She took her hoard downstairs, where Lancaster was waiting to write the receipts. Then Catherine went back into the living room while Dave took the items out to the car. The Chantrys and Mark Cook were just as she’d left them, all three looking like they had been punched in the stomach.
‘So what happens now?’ asked Mark.
‘As soon as we have news we’ll be back to inform you.’
‘More of your procedures?’ Celia Chantry spat.
‘I’m sorry. I know this is incredibly difficult …’
‘You know nothing.’
Catherine fastened her coat. She wasn’t going to allow the other woman’s hostility to get to her, knowing it wasn’t personal.
‘I understand you’re distressed, Mrs Chantry.’
‘How can you?’
Geoff Chantry went to his wife, sat beside her and drew her close. He looked up at Catherine.
‘As soon as you know … Please?’
She nodded, feeling a little choked though she’d been in similar situations countless times.
‘I can promise you that.’
‘Thank you.’
Mark Cook stood as if in a daze. Catherine touched his arm.
‘I’ll see myself out, Mr Cook.’
Back in the car, Dave started the engine.
‘How do you do that?’ he asked as he pulled away from the kerb.
‘What?’
‘Stay so calm, keep your temper.’
Catherine glanced at him.
‘Come on, Dave, how long were you in uniform? You do it too.’
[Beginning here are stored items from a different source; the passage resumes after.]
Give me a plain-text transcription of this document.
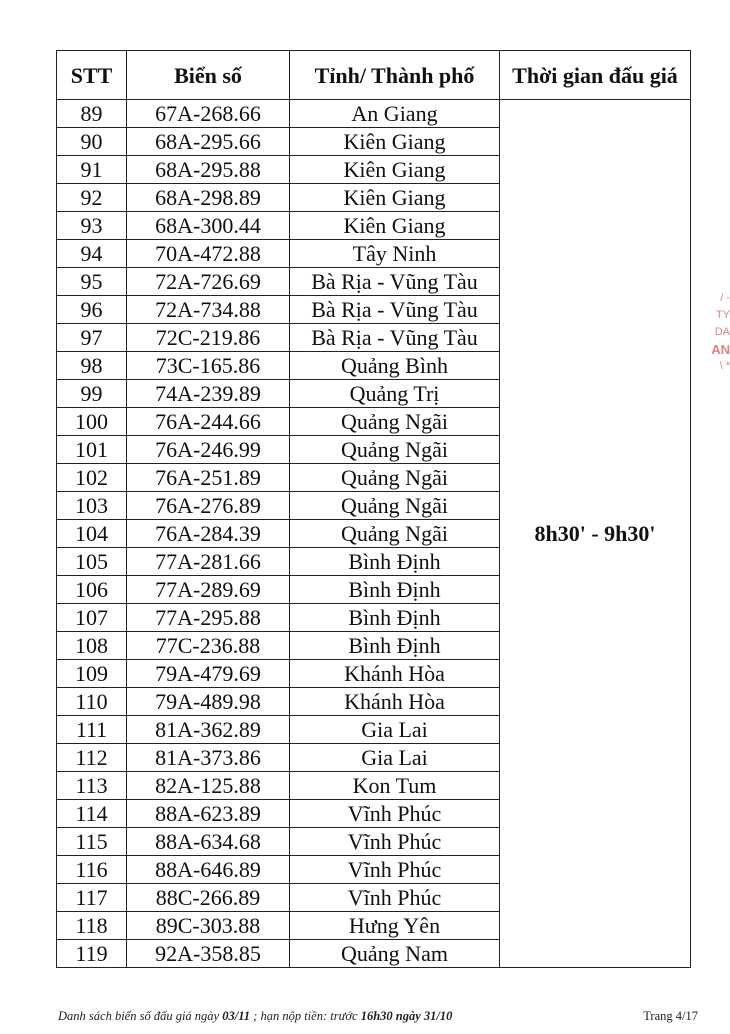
STT	Biển số	Tỉnh/ Thành phố	Thời gian đấu giá
89	67A-268.66	An Giang	8h30' - 9h30'
90	68A-295.66	Kiên Giang	
91	68A-295.88	Kiên Giang	
92	68A-298.89	Kiên Giang	
93	68A-300.44	Kiên Giang	
94	70A-472.88	Tây Ninh	
95	72A-726.69	Bà Rịa - Vũng Tàu	
96	72A-734.88	Bà Rịa - Vũng Tàu	
97	72C-219.86	Bà Rịa - Vũng Tàu	
98	73C-165.86	Quảng Bình	
99	74A-239.89	Quảng Trị	
100	76A-244.66	Quảng Ngãi	
101	76A-246.99	Quảng Ngãi	
102	76A-251.89	Quảng Ngãi	
103	76A-276.89	Quảng Ngãi	
104	76A-284.39	Quảng Ngãi	
105	77A-281.66	Bình Định	
106	77A-289.69	Bình Định	
107	77A-295.88	Bình Định	
108	77C-236.88	Bình Định	
109	79A-479.69	Khánh Hòa	
110	79A-489.98	Khánh Hòa	
111	81A-362.89	Gia Lai	
112	81A-373.86	Gia Lai	
113	82A-125.88	Kon Tum	
114	88A-623.89	Vĩnh Phúc	
115	88A-634.68	Vĩnh Phúc	
116	88A-646.89	Vĩnh Phúc	
117	88C-266.89	Vĩnh Phúc	
118	89C-303.88	Hưng Yên	
119	92A-358.85	Quảng Nam	
/ -
TY
DA
AN
\ *
Danh sách biển số đấu giá ngày 03/11 ; hạn nộp tiền: trước 16h30 ngày 31/10	Trang 4/17
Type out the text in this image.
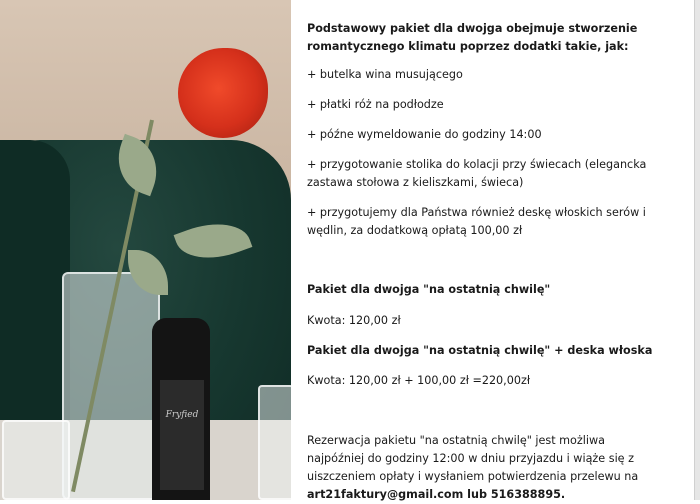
Fryfied
Podstawowy pakiet dla dwojga obejmuje stworzenie
romantycznego klimatu poprzez dodatki takie, jak:
+ butelka wina musującego
+ płatki róż na podłodze
+ późne wymeldowanie do godziny 14:00
+ przygotowanie stolika do kolacji przy świecach (elegancka
zastawa stołowa z kieliszkami, świeca)
+ przygotujemy dla Państwa również deskę włoskich serów i
wędlin, za dodatkową opłatą 100,00 zł
Pakiet dla dwojga "na ostatnią chwilę"
Kwota: 120,00 zł
Pakiet dla dwojga "na ostatnią chwilę" + deska włoska
Kwota: 120,00 zł + 100,00 zł =220,00zł
Rezerwacja pakietu "na ostatnią chwilę" jest możliwa
najpóźniej do godziny 12:00 w dniu przyjazdu i wiąże się z
uiszczeniem opłaty i wysłaniem potwierdzenia przelewu na
art21faktury@gmail.com lub 516388895.
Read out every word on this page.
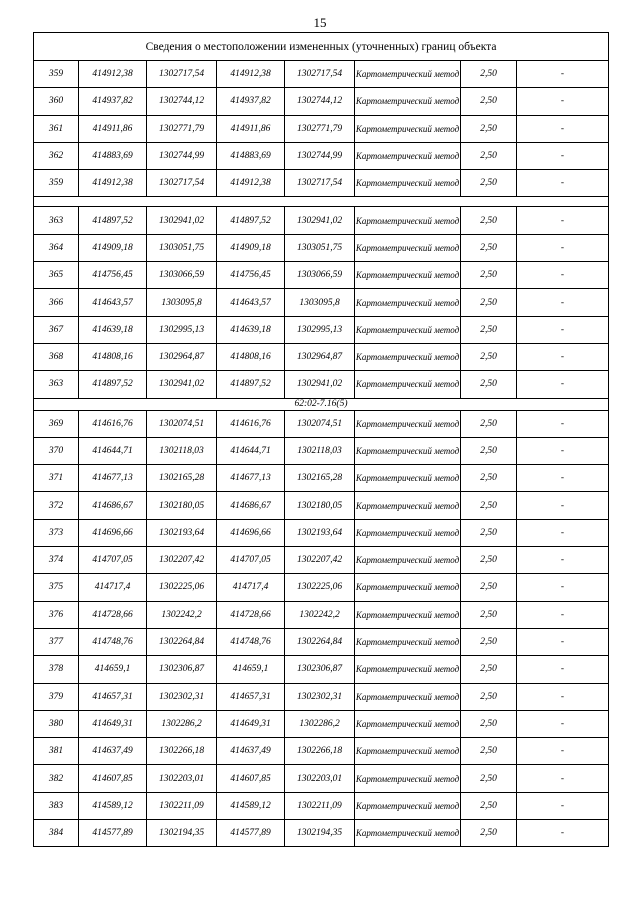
15
Сведения о местоположении измененных (уточненных) границ объекта							
359	414912,38	1302717,54	414912,38	1302717,54	Картометрический метод	2,50	-
360	414937,82	1302744,12	414937,82	1302744,12	Картометрический метод	2,50	-
361	414911,86	1302771,79	414911,86	1302771,79	Картометрический метод	2,50	-
362	414883,69	1302744,99	414883,69	1302744,99	Картометрический метод	2,50	-
359	414912,38	1302717,54	414912,38	1302717,54	Картометрический метод	2,50	-

363	414897,52	1302941,02	414897,52	1302941,02	Картометрический метод	2,50	-
364	414909,18	1303051,75	414909,18	1303051,75	Картометрический метод	2,50	-
365	414756,45	1303066,59	414756,45	1303066,59	Картометрический метод	2,50	-
366	414643,57	1303095,8	414643,57	1303095,8	Картометрический метод	2,50	-
367	414639,18	1302995,13	414639,18	1302995,13	Картометрический метод	2,50	-
368	414808,16	1302964,87	414808,16	1302964,87	Картометрический метод	2,50	-
363	414897,52	1302941,02	414897,52	1302941,02	Картометрический метод	2,50	-
62:02-7.16(5)							
369	414616,76	1302074,51	414616,76	1302074,51	Картометрический метод	2,50	-
370	414644,71	1302118,03	414644,71	1302118,03	Картометрический метод	2,50	-
371	414677,13	1302165,28	414677,13	1302165,28	Картометрический метод	2,50	-
372	414686,67	1302180,05	414686,67	1302180,05	Картометрический метод	2,50	-
373	414696,66	1302193,64	414696,66	1302193,64	Картометрический метод	2,50	-
374	414707,05	1302207,42	414707,05	1302207,42	Картометрический метод	2,50	-
375	414717,4	1302225,06	414717,4	1302225,06	Картометрический метод	2,50	-
376	414728,66	1302242,2	414728,66	1302242,2	Картометрический метод	2,50	-
377	414748,76	1302264,84	414748,76	1302264,84	Картометрический метод	2,50	-
378	414659,1	1302306,87	414659,1	1302306,87	Картометрический метод	2,50	-
379	414657,31	1302302,31	414657,31	1302302,31	Картометрический метод	2,50	-
380	414649,31	1302286,2	414649,31	1302286,2	Картометрический метод	2,50	-
381	414637,49	1302266,18	414637,49	1302266,18	Картометрический метод	2,50	-
382	414607,85	1302203,01	414607,85	1302203,01	Картометрический метод	2,50	-
383	414589,12	1302211,09	414589,12	1302211,09	Картометрический метод	2,50	-
384	414577,89	1302194,35	414577,89	1302194,35	Картометрический метод	2,50	-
‘It’s not the same though, is it? It’s not like ignoring some drunk who’s giving you a mouthful because you’ve just chucked his mate in the back of a van on a Saturday night. It’s a different kind of control.’
‘Is it?’ She’d never thought about it. ‘I just remember that the people we’re dealing with are victims, one way or another. It’s also about how I’d want to be spoken to if I was in their place.’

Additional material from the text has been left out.